Figure 3. MMP expression in human chondrocytes after Ad-TWIST1 infection.

Normal human chondrocytes from 3 donors were infected Ad-GFP or Ad-TWIST1 for 72 hours. MMP expression was analyzed by real-time qRT-PCR. Values are the mean ± SEM of three independent experiments for each donor. *P < 0.05, **P < 0.01, ***P < 0.001.

Figure 4. DNA methylation and 5hmC status in the MMP3 promoter.

(A) Immunohistochemistry analysis of human cartilage tissues. Cartilage sections were obtained from normal and OA-affected cartilages. Sections were stained with 5hmC anti body. Left scale bars, 500 μm. Right scale bar, 200 μm. (B) Bisulfite genomic sequencing results of the MMP3 promoter regions in TC28 cells after Ad-GFP or Ad-TWIST1 infection at 72 hours. Black, methylated; white, unmethylated. (C) To detect locus-specific 5hmC and 5mC status at CCGG site in MMP3 promoter, restriction enzyme digestion and quantitative polymerase chain reaction were performed. *P < 0.05. (D) TET1, TET2, and TET3 expressions were detected by real-time qRT-PCR in human chondrocytes after Ad-GFP or Ad-TWIST1 infection at 72 hours. Values are the mean ± SEM of three independent experiments. *P < 0.05.

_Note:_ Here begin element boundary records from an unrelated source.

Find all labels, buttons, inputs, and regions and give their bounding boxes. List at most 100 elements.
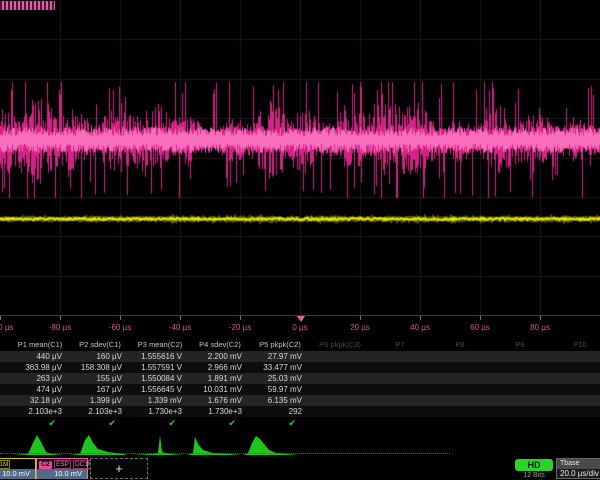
measure-value: 1.557591 V (130, 362, 190, 373)
measure-value: 167 µV (70, 384, 130, 395)
axis-label: 80 µs (510, 323, 570, 332)
measure-header-p10[interactable]: P10 (550, 339, 600, 351)
measure-value (370, 351, 430, 362)
measure-value: 27.97 mV (250, 351, 310, 362)
measure-value: 363.98 µV (10, 362, 70, 373)
measure-value (310, 384, 370, 395)
axis-label: -60 µs (90, 323, 150, 332)
axis-label: -40 µs (150, 323, 210, 332)
measure-value (310, 362, 370, 373)
measure-stat-row: 2.103e+32.103e+31.730e+31.730e+3292 (0, 406, 600, 417)
measure-value: 2.103e+3 (70, 406, 130, 417)
axis-label: -20 µs (210, 323, 270, 332)
c2-descriptor-box[interactable]: C2 ESP DC1M 10.0 mV (36, 458, 88, 479)
measure-stat-row: 474 µV167 µV1.556645 V10.031 mV59.97 mV (0, 384, 600, 395)
histogram-baseline (0, 453, 450, 454)
measure-value (310, 406, 370, 417)
measure-value (490, 362, 550, 373)
c2-scale-value: 10.0 mV (37, 469, 87, 479)
measure-value (370, 373, 430, 384)
measure-value (550, 384, 600, 395)
axis-label: 0 µs (270, 323, 330, 332)
axis-label: -100 µs (0, 323, 30, 332)
measure-stat-row: 363.98 µV158.308 µV1.557591 V2.966 mV33.… (0, 362, 600, 373)
measure-value: 25.03 mV (250, 373, 310, 384)
measure-value (550, 395, 600, 406)
measure-value (430, 373, 490, 384)
add-trace-button[interactable]: + (90, 458, 148, 479)
measure-header-p8[interactable]: P8 (430, 339, 490, 351)
measure-value: 2.200 mV (190, 351, 250, 362)
measure-value: 158.308 µV (70, 362, 130, 373)
hd-mode-badge[interactable]: HD (515, 459, 553, 471)
measure-value (550, 406, 600, 417)
measure-header-p9[interactable]: P9 (490, 339, 550, 351)
measure-value: 1.555616 V (130, 351, 190, 362)
measure-value (550, 362, 600, 373)
timebase-label: Tbase (557, 459, 600, 469)
measure-value (430, 395, 490, 406)
measure-value (370, 384, 430, 395)
measure-header-p2[interactable]: P2 sdev(C1) (70, 339, 130, 351)
descriptor-bar: C1 DC1M 10.0 mV C2 ESP DC1M 10.0 mV + HD… (0, 457, 600, 480)
measure-value (310, 395, 370, 406)
histicon-p2 (68, 435, 126, 455)
measure-value: 1.676 mV (190, 395, 250, 406)
measure-header-row: P1 mean(C1)P2 sdev(C1)P3 mean(C2)P4 sdev… (0, 339, 600, 351)
measure-value: 2.103e+3 (10, 406, 70, 417)
measure-stat-row: 32.18 µV1.399 µV1.339 mV1.676 mV6.135 mV (0, 395, 600, 406)
measure-value (490, 351, 550, 362)
measure-value: 1.556645 V (130, 384, 190, 395)
measure-value: 1.550084 V (130, 373, 190, 384)
measure-header-p3[interactable]: P3 mean(C2) (130, 339, 190, 351)
measure-header-p6[interactable]: P6 pkpk(C3) (310, 339, 370, 351)
hd-bits-label: 12 Bits (515, 472, 553, 479)
measure-value: 160 µV (70, 351, 130, 362)
measure-value (310, 351, 370, 362)
measure-value: 2.966 mV (190, 362, 250, 373)
measure-value (430, 384, 490, 395)
measure-value (490, 395, 550, 406)
waveform-grid (0, 0, 600, 315)
axis-tick (420, 316, 421, 320)
c1-scale-value: 10.0 mV (0, 469, 35, 479)
measure-value: 1.730e+3 (190, 406, 250, 417)
axis-tick (60, 316, 61, 320)
measure-header-p7[interactable]: P7 (370, 339, 430, 351)
measure-value: 1.730e+3 (130, 406, 190, 417)
measure-value (370, 395, 430, 406)
measure-value: 1.339 mV (130, 395, 190, 406)
c2-esp-tag: ESP (54, 460, 71, 469)
measure-header-p5[interactable]: P5 pkpk(C2) (250, 339, 310, 351)
plus-icon: + (115, 461, 123, 476)
measure-value (550, 373, 600, 384)
measurement-table: P1 mean(C1)P2 sdev(C1)P3 mean(C2)P4 sdev… (0, 339, 600, 430)
c1-descriptor-box[interactable]: C1 DC1M 10.0 mV (0, 458, 36, 479)
measure-value: 1.399 µV (70, 395, 130, 406)
axis-tick (240, 316, 241, 320)
time-axis: -100 µs-80 µs-60 µs-40 µs-20 µs0 µs20 µs… (0, 315, 600, 339)
timebase-descriptor-box[interactable]: Tbase 20.0 µs/div (556, 458, 600, 479)
axis-label: 60 µs (450, 323, 510, 332)
trigger-marker-icon[interactable] (297, 316, 305, 322)
axis-tick (180, 316, 181, 320)
measure-value: 6.135 mV (250, 395, 310, 406)
axis-tick (480, 316, 481, 320)
timebase-value: 20.0 µs/div (557, 469, 600, 478)
axis-tick (0, 316, 1, 320)
measure-value: 292 (250, 406, 310, 417)
measure-value (430, 406, 490, 417)
measure-value: 263 µV (10, 373, 70, 384)
axis-tick (540, 316, 541, 320)
histicon-strip (0, 429, 600, 457)
measure-value (550, 351, 600, 362)
measure-value: 474 µV (10, 384, 70, 395)
measure-value: 33.477 mV (250, 362, 310, 373)
oscilloscope-screen: -100 µs-80 µs-60 µs-40 µs-20 µs0 µs20 µs… (0, 0, 600, 480)
measure-value: 440 µV (10, 351, 70, 362)
measure-header-p1[interactable]: P1 mean(C1) (10, 339, 70, 351)
measure-value (430, 351, 490, 362)
measure-value: 155 µV (70, 373, 130, 384)
measure-header-p4[interactable]: P4 sdev(C2) (190, 339, 250, 351)
axis-tick (360, 316, 361, 320)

Figure 5. Effect of TWIST1 on TET1 expression in TC28 cells.

(A) Schematic representation of the human TWIST1 protein. (B) Myc-tagged TWIST1 or TWIST1-ΔbHLH stably transfected TC28 cells were generated. Myc expression was analyzed by Western blotting. (C) TET1, 2, and 3 gene expression levels in TWIST1 stably transfected TC28 cells (TC28-TWIST1) were determined by quantitative PCR. Stable TWIST1-ΔHLH transfected TC28 cells (TC28-TWIST1-ΔHLH) were used as control. (D) Western blot analysis of TET 1, 2 and 3 expression in TC28-TWIST1 and TC28-TWIST1-ΔHLH cells. All gels for western blot analysis were run under the same experimental conditions, and western blot images were cropped with a grey cropping line. (E) Immunohistochemistry analysis of human cartilage tissues. Cartilage sections were obtained from normal and OA-affected cartilages. Sections were stained with TET1 anti body. Scale bar, 200 μm.

Figure 6. MMP3 expression change after TWIST1 overexpression under TET knock down.

(A) The siRNA for TET1 was transfected to human primary chondrocytes, and after 36 hours, cells were infected with Ad-GFP or Ad-TWIST1 and cultured for 72 hours. The MMP3 gene expression was determined by real-time qRT-PCR. (B) Fibroblasts were derived from Tet1, 2 and 3 triple knock out mice embryonic stem cells, and were transfected Ad-GFP or Ad-TWIST1 for 72 hours. Mmp3 gene expression was determined by quantitative PCR. *P < 0.05.